- Born: Mercy Ruggles September 17, 1802 Hardwick, Massachusetts, United States
- Died: December 13, 1877 (aged 75) Boston, Massachusetts, United States
- Education: New England Female Medical College
- Known for: Early female physician
- Scientific career
- Fields: Homeopath

= Mercy B. Jackson =

American physician (1802–1877)

Mercy Ruggles Bisbee Jackson (17 September 1802 – 13 December 1877) was an American medical doctor. She was one of the first women to earn a Doctor of Medicine degree, specifically in obstetrics and gynecology.

== Domestic life ==
Mercy Ruggles was born in Hardwick, Massachusetts on September 17, 1802, to Constant Ruggles, Esq. and his wife.

At that time, women who were interested in the healthcare field were restricted to work as nurses, midwives, or 'healers'. Ruggles was able to attend school, and at the age of 17 she graduated from a private school in Hardwick. Shortly after her graduation, she moved to Plainfield to take up a temporary teaching job. She then returned to Hardwick and married her first husband Reverend John Bisbee in 1823. Jackson and Bisbee had three children together, one of whom died in infancy from scarlet fever, and another dying of pneumonia in 1832. Jackson was left a widow in 1829 when Bisbee died unexpectedly from pneumonia.

At this time, she opened a school for young ladies, giving them a very basic education.

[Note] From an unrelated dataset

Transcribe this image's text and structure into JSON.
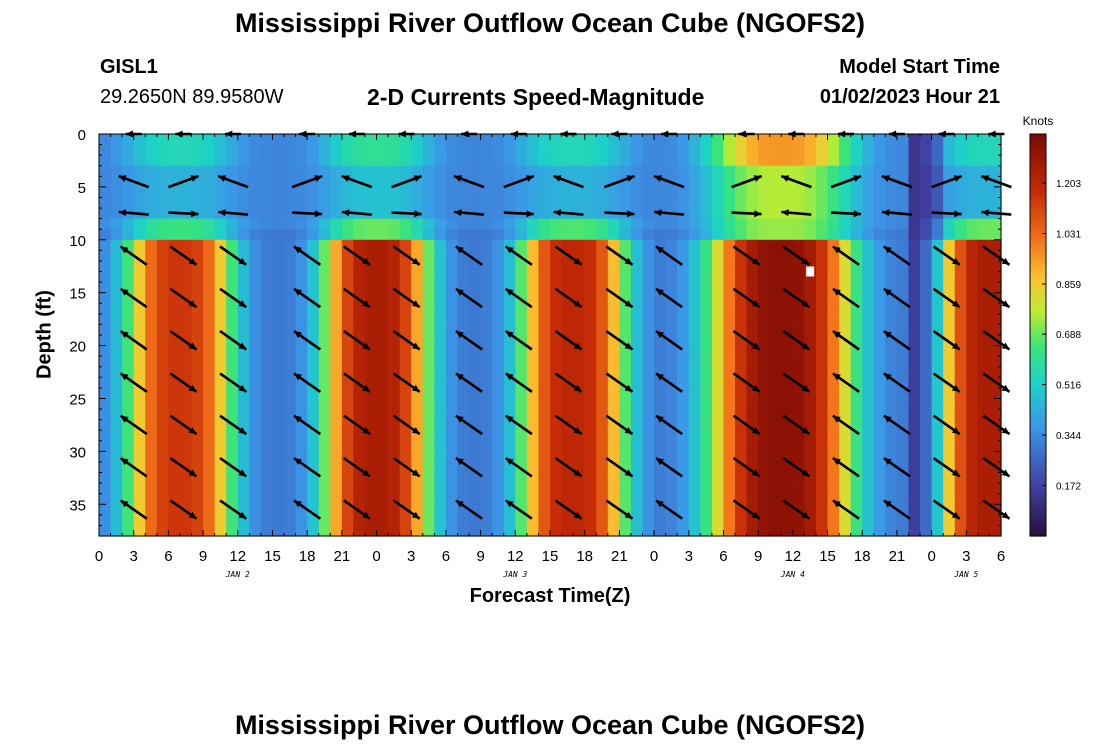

She then met her second husband Capt. Daniel Jackson who had four children from a previous marriage. The two married in 1833 and moved to Plymouth, Massachusetts. The couple had eight children together, only four of whom survived.

==Education==
Jackson bore eleven children in her life, and mothered four more. This fueled her interest gynecology, and medical research as a whole. While in Plymouth, she practiced homeopathic medicine while educating herself with medical books.

In 1852, her second husband died of cancer. At this point she became serious about her studies and felt that she needed a more formal education and training. Jackson returned to school in her 50s to study homeopathy. At this time homeopathy was very popular in the US and there were 22 homeopathic medical schools, including the New York School of Medicine and the medical school at the University of Michigan.

In 1860, at the age of 58, Jackson earned the Doctor of Medicine degree at Boston's New England Female Medical College (1860) now known as Boston University School of Medicine. She graduated with Caroline Hastings and Mary Jane Safford.

== Career ==
Jackson was heavily involved in American homeopathy in the 19th century, and attended several conventions as a speaker and presenter. In 1861 she applied to join the American Institute of Homeopathy, but was rejected as she was not a man; she was finally admitted in 1871.

She specialized in Obstetrics and Gynaecology with a heavy focus on uterine hemorrhaging. Problems such as 'displacement of the uterus' were common in this time, and it was thought to affect a woman's ability to bear children, as well as her overall health and wellbeing. The suggested treatments for this included scarification, electricity, cauterization, and abdominal supporters which were dangerous to a women's health. For uterine hemorrhaging, the most common treatment was putting ice on it and hoping that the bleeding would stop.

Jackson was one of many homeopaths that took an interest in changing this practice in order to make it less dangerous and more comfortable for the patient. She became known to many women across the country and was preferred by many patients. She had a good track record, with many patients responding positively to her treatment. Throughout her life, she was mentioned in many homeopathic journals in both the US and Britain. She later became the first woman to be inducted into the American Institute of Homeopathy.

In 1873 she became adjunct professor at the Boston School of Medicine. She was also on the board of directors for the Women's Educational and Industrial Union and published several articles in the Woman's Journal.

Mercy Ruggles Bisbee Jackson died December 13, 1877, in Boston, Massachusetts and is buried at Oak Grove Cemetery in Plymouth, Massachusetts.

== Citations ==
- Hanaford, Phebe A. Daughters of America; Or, Women of the Century. Augusta, Me.: True, 1882. Print.
- Port, Jane. "Mercy B. Jackson, M.D." Pilgrim Hall Museum. Web.
- Kirschmann, Anne Taylor. Vital Force: Women in American Homeopathy. New Brunswick, NJ, USA: Rutgers University Press, 2003. ProQuest ebrary. Web. 22 February 2016.
- Jeançon, J. A. Diseases of the Sexual Organs: Anatomy, Normal and Morbid; Pathology, Physical Diagnosis and Treatment of the Diseases of Those Organs. Cincinnati: Progress Pub., 1887. Print.